“We can’t live without it, so maybe we should start respecting it. This beautifully designed book by a limnologist looks at water from 12 different angles, from life and motion and vibration to beauty and prayer.”
—Margaret Atwood, author of The Handmaid’s Tale
Margaret Atwood is a Canadian poet, novelist, literary critic, essayist, and environmentalist. She won the Arthur C. Clarke Award and the Prince of Asturias Award for Literature as well as the Booker Prize (several times) and the Governor General’s Award. Animals and the environment feature in many of her books, particularly her speculative fiction, which reflects a strong view on environmental issues.
Several of her latest works (e.g., Oryx and Crake, Year of the Flood, MaddAddam) are eco-fiction and may be considered climate fiction. Atwood and partner, novelist Graeme Gibson, are the joint honorary presidents of the Rare Bird Club within BirdLife International. Atwood’s highly popular graphic novel Angel Catbird reflects an environmental sensitivity to the balance between wildlife and humans and their pets in urban settings.

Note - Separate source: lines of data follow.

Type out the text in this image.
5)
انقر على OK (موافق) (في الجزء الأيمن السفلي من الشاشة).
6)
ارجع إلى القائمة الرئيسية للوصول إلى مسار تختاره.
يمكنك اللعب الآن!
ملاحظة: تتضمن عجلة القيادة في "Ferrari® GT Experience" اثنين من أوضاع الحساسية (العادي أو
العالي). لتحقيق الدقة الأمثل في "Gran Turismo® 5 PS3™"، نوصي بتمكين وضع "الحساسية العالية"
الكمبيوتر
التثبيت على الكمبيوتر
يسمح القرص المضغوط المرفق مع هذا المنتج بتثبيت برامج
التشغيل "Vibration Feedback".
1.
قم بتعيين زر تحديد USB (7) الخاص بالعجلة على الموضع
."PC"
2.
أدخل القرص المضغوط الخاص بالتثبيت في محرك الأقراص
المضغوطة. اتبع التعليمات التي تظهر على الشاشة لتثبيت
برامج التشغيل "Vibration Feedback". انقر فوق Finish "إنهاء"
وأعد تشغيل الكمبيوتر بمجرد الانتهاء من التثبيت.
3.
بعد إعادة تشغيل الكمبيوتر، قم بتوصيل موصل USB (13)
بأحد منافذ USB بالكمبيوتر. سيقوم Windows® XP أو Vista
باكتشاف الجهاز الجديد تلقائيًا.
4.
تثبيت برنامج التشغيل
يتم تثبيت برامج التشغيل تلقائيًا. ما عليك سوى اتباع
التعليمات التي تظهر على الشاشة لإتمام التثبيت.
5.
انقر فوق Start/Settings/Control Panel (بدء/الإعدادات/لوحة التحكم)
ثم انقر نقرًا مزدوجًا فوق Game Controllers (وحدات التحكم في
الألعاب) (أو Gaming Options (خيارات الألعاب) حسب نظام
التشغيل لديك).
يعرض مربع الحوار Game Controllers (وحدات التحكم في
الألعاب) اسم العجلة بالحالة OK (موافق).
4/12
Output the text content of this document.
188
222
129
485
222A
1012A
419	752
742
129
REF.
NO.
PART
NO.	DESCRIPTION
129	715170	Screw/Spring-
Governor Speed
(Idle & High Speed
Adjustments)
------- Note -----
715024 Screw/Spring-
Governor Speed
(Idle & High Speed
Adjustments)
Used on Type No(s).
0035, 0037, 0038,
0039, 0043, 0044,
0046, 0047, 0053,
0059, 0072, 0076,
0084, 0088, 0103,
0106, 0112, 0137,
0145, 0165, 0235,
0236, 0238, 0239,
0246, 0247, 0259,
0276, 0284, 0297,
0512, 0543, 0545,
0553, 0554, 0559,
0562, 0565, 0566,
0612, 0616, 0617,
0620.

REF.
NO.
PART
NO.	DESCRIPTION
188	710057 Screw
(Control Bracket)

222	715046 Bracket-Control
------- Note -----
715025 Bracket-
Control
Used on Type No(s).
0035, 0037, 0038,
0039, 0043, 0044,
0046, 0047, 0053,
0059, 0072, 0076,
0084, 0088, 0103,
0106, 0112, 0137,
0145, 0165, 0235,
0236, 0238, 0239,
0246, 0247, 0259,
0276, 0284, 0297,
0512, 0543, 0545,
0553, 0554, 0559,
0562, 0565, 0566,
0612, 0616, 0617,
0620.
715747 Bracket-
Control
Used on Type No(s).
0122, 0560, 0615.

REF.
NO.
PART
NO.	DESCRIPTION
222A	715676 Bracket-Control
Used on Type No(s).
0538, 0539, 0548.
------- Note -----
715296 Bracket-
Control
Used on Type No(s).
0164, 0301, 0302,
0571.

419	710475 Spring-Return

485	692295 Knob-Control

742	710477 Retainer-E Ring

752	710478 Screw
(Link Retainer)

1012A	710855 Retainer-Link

Atwood’s application of sharp vision in her speculative fiction is best represented by her dystopian novel “The Handmaid’s Tale”, currently a TV series. Set in the Republic of Gilead, a theocratic military dictatorship formed within the borders of what was formerly the United States of America, the novel explores themes of women in subjugation and the various means by which they gain individualism and independence. The Handmaid’s Tale won the 1985 Governor General’s Award and the first Arthur C. Clarke Award in 1987; it was also nominated for the 1986 Nebula Award, the 1986 Booker Prize, and the 1987 Prometheus Award. The book was adapted into a film (1990), an opera (2000), a TV series (2017), and other media.